Borderline - Lawrence Block



Lawrence Block is eighty years old and has been writing, at a prodigious rate, for sixty of them. Borderline is one of his earliest, from 1958, when he was twenty. It is what Block himself describes as 'mid-century erotica' combined with a significant slice of crime noir.

The border in question is that between Mexico and the United States, which makes the theme alarmingly current in Trumpland America. However it is not about immigration or drug smuggling. It is about a rag-bag of disparate characters who end up in El Paso Texas and get their jollies south of the border in Juarez. We start with Marty, a professional gambler. Then we meet Meg, newly divorced from an under-sexed but rich husband. There's Lily, a teenage hooker on the lam who forms a lesbian double act with stripper Cassie. And finally there's Weaver, the anonymous loser who suddenly finds himself on the front page after murdering a girl. We know they are all going to come together somehow. The how is what keeps us reading. That and the precociously brilliant writing.

The book also operates on a deeper level. Each character is confronted with a personal or moral border which he or she can either cross or not. Marty is smitten with Meg - who wouldn't be? - but he takes her to see Cassie and Lily's floorshow and lets her persuade him to cross his line. Lily is unmoved by sex, presumably because she gets so much of it; she's just stringing her various lovers along until she can get a stash of cash together and dump them all. Weaver can keep his head down, maybe disappear into South America, or he can embrace his new calling and go out in a blaze of notoriety. Guess which he goes for?

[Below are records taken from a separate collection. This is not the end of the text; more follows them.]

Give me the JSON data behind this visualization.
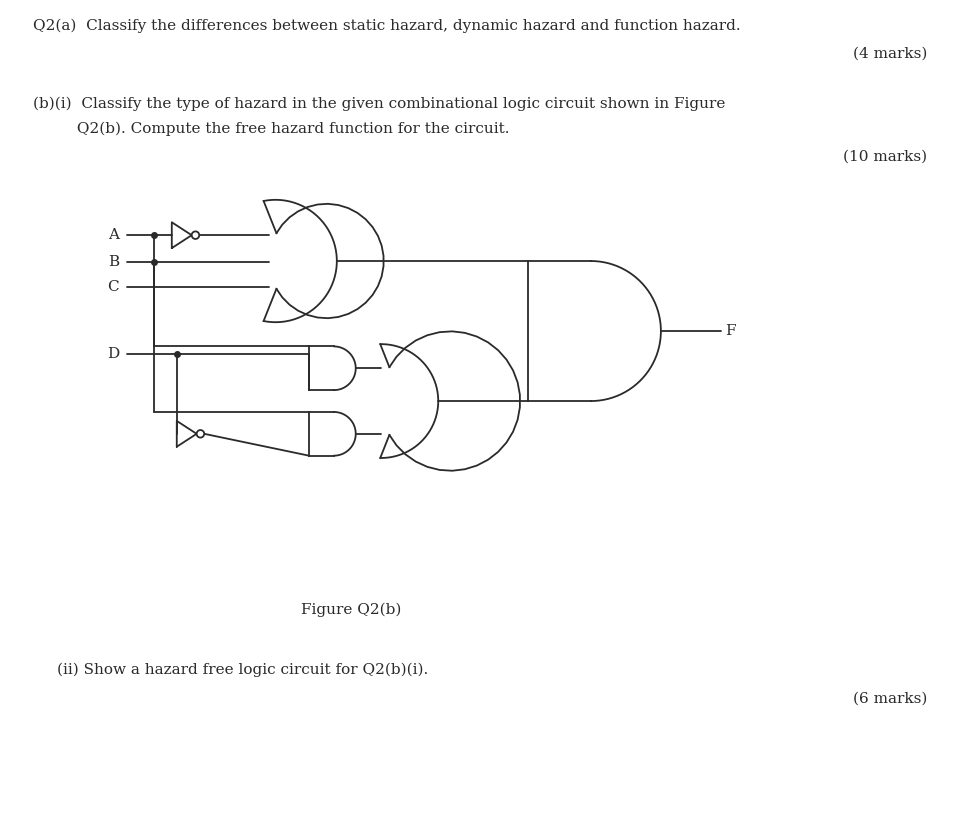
{
  "bg_color": "#ffffff",
  "text_color": "#2a2a2a",
  "line_color": "#2a2a2a",
  "lw": 1.3,
  "texts": {
    "q2a": "Q2(a)  Classify the differences between static hazard, dynamic hazard and function hazard.",
    "marks4": "(4 marks)",
    "bxi_1": "(b)(i)  Classify the type of hazard in the given combinational logic circuit shown in Figure",
    "bxi_2": "         Q2(b). Compute the free hazard function for the circuit.",
    "marks10": "(10 marks)",
    "fig_label": "Figure Q2(b)",
    "bxii": "(ii) Show a hazard free logic circuit for Q2(b)(i).",
    "marks6": "(6 marks)"
  },
  "font_size": 11
}
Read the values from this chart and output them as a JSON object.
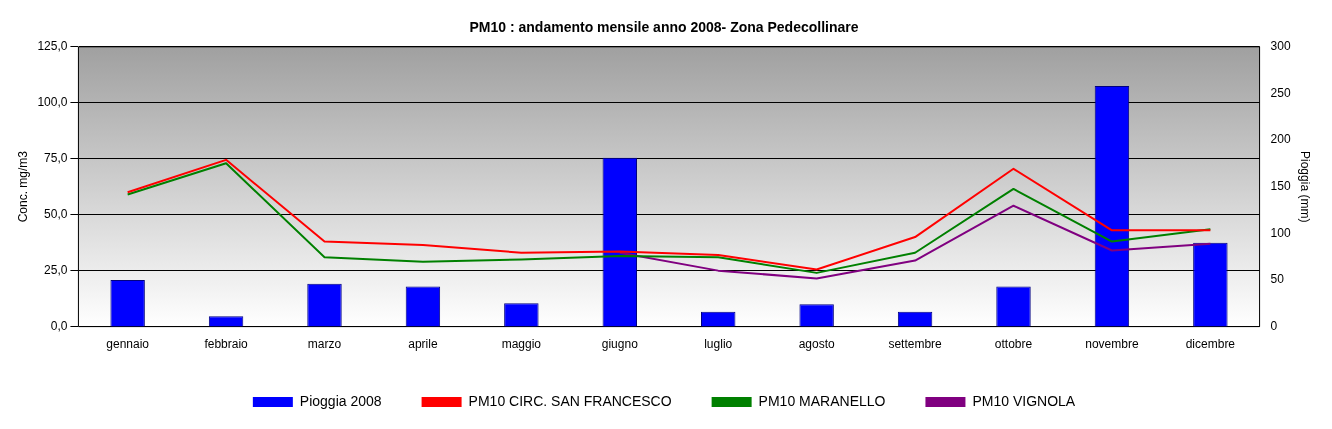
{
  "chart_data": {
    "type": "bar",
    "title": "PM10 : andamento mensile anno 2008- Zona Pedecollinare",
    "ylabel": "Conc. mg/m3",
    "y2label": "Pioggia (mm)",
    "categories": [
      "gennaio",
      "febbraio",
      "marzo",
      "aprile",
      "maggio",
      "giugno",
      "luglio",
      "agosto",
      "settembre",
      "ottobre",
      "novembre",
      "dicembre"
    ],
    "series": [
      {
        "name": "Pioggia 2008",
        "axis": "y2",
        "color": "#0000ff",
        "values": [
          50,
          11,
          46,
          43,
          25,
          181,
          16,
          24,
          16,
          43,
          258,
          90
        ]
      },
      {
        "name": "PM10 CIRC. SAN FRANCESCO",
        "type": "line",
        "color": "#ff0000",
        "values": [
          60,
          74.5,
          38,
          36.5,
          33,
          33.5,
          32,
          25.5,
          40,
          70.5,
          43,
          43
        ]
      },
      {
        "name": "PM10 MARANELLO",
        "type": "line",
        "color": "#008000",
        "values": [
          59,
          73,
          31,
          29,
          30,
          31.5,
          31,
          24,
          33,
          61.5,
          38,
          43.5
        ]
      },
      {
        "name": "PM10 VIGNOLA",
        "type": "line",
        "color": "#800080",
        "values": [
          null,
          null,
          null,
          null,
          null,
          33,
          25,
          21.5,
          29.5,
          54,
          34,
          37
        ]
      }
    ],
    "ylim": [
      0,
      125
    ],
    "yticks": [
      {
        "value": 0,
        "label": "0,0"
      },
      {
        "value": 25,
        "label": "25,0"
      },
      {
        "value": 50,
        "label": "50,0"
      },
      {
        "value": 75,
        "label": "75,0"
      },
      {
        "value": 100,
        "label": "100,0"
      },
      {
        "value": 125,
        "label": "125,0"
      }
    ],
    "y2lim": [
      0,
      300
    ],
    "y2ticks": [
      0,
      50,
      100,
      150,
      200,
      250,
      300
    ],
    "grid": "y",
    "legend": "bottom",
    "marker": "none"
  }
}
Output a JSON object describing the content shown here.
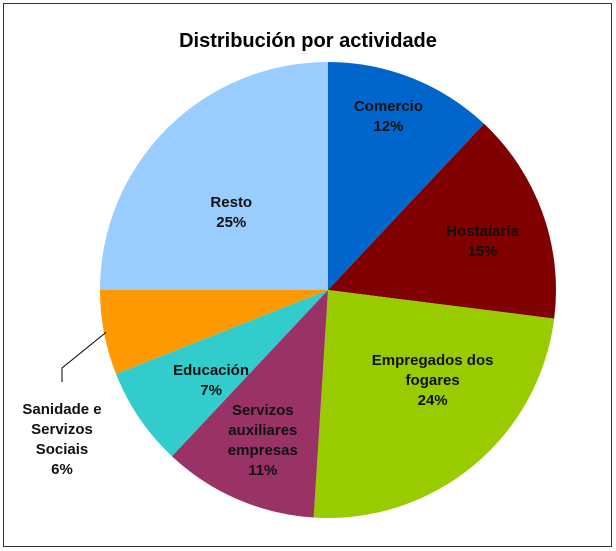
{
  "chart_data": {
    "type": "pie",
    "title": "Distribución por actividade",
    "categories": [
      "Comercio",
      "Hostalaría",
      "Empregados dos fogares",
      "Servizos auxiliares empresas",
      "Educación",
      "Sanidade e Servizos Sociais",
      "Resto"
    ],
    "values": [
      12,
      15,
      24,
      11,
      7,
      6,
      25
    ],
    "value_labels": [
      "12%",
      "15%",
      "24%",
      "11%",
      "7%",
      "6%",
      "25%"
    ],
    "colors": [
      "#0066cc",
      "#800000",
      "#99cc00",
      "#993366",
      "#33cccc",
      "#ff9900",
      "#99ccff"
    ]
  }
}
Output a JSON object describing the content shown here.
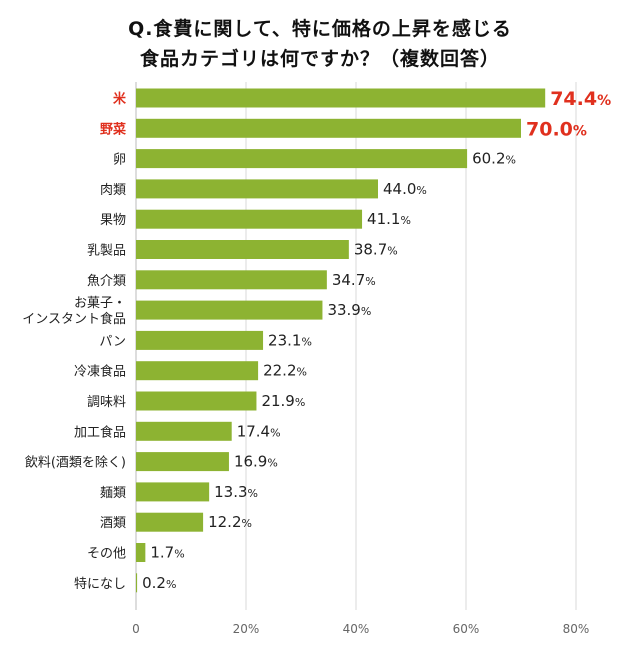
{
  "chart_data": {
    "type": "bar",
    "orientation": "horizontal",
    "title_lines": [
      "Q.食費に関して、特に価格の上昇を感じる",
      "食品カテゴリは何ですか？（複数回答）"
    ],
    "categories": [
      [
        "米"
      ],
      [
        "野菜"
      ],
      [
        "卵"
      ],
      [
        "肉類"
      ],
      [
        "果物"
      ],
      [
        "乳製品"
      ],
      [
        "魚介類"
      ],
      [
        "お菓子・",
        "インスタント食品"
      ],
      [
        "パン"
      ],
      [
        "冷凍食品"
      ],
      [
        "調味料"
      ],
      [
        "加工食品"
      ],
      [
        "飲料(酒類を除く)"
      ],
      [
        "麺類"
      ],
      [
        "酒類"
      ],
      [
        "その他"
      ],
      [
        "特になし"
      ]
    ],
    "values": [
      74.4,
      70.0,
      60.2,
      44.0,
      41.1,
      38.7,
      34.7,
      33.9,
      23.1,
      22.2,
      21.9,
      17.4,
      16.9,
      13.3,
      12.2,
      1.7,
      0.2
    ],
    "value_labels": [
      "74.4",
      "70.0",
      "60.2",
      "44.0",
      "41.1",
      "38.7",
      "34.7",
      "33.9",
      "23.1",
      "22.2",
      "21.9",
      "17.4",
      "16.9",
      "13.3",
      "12.2",
      "1.7",
      "0.2"
    ],
    "unit": "%",
    "highlight_count": 2,
    "xlim": [
      0,
      80
    ],
    "xticks": [
      "0",
      "20%",
      "40%",
      "60%",
      "80%"
    ],
    "grid": true,
    "colors": {
      "bar": "#8db332",
      "highlight": "#e0301e",
      "text": "#222222",
      "grid": "#d9d9d9",
      "tick": "#666666"
    }
  }
}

I was hitherto only familiar with Block's middle years, chiefly in the Eighties and Nineties. He was still a brilliant writer - talent like his will never fade - but I don't remember huge amounts of sex. That's a pity because he is extraordinarily good at it. I can't remember reading anyone quite as good, though I admit I've never been a huge fan of literary porn. I'm definitely a fan of Block's porn.

I'm also a huge fan of these retro reissues from Hard Case Crime. The covers alone are irresistible. Quarry's Choice, which I reviewed here last year, is one of them, and I'm reading their e-book of one of Max Allan Collins's Nathan Heller series at the moment. They even do comics, for pity's sake! I'm doomed.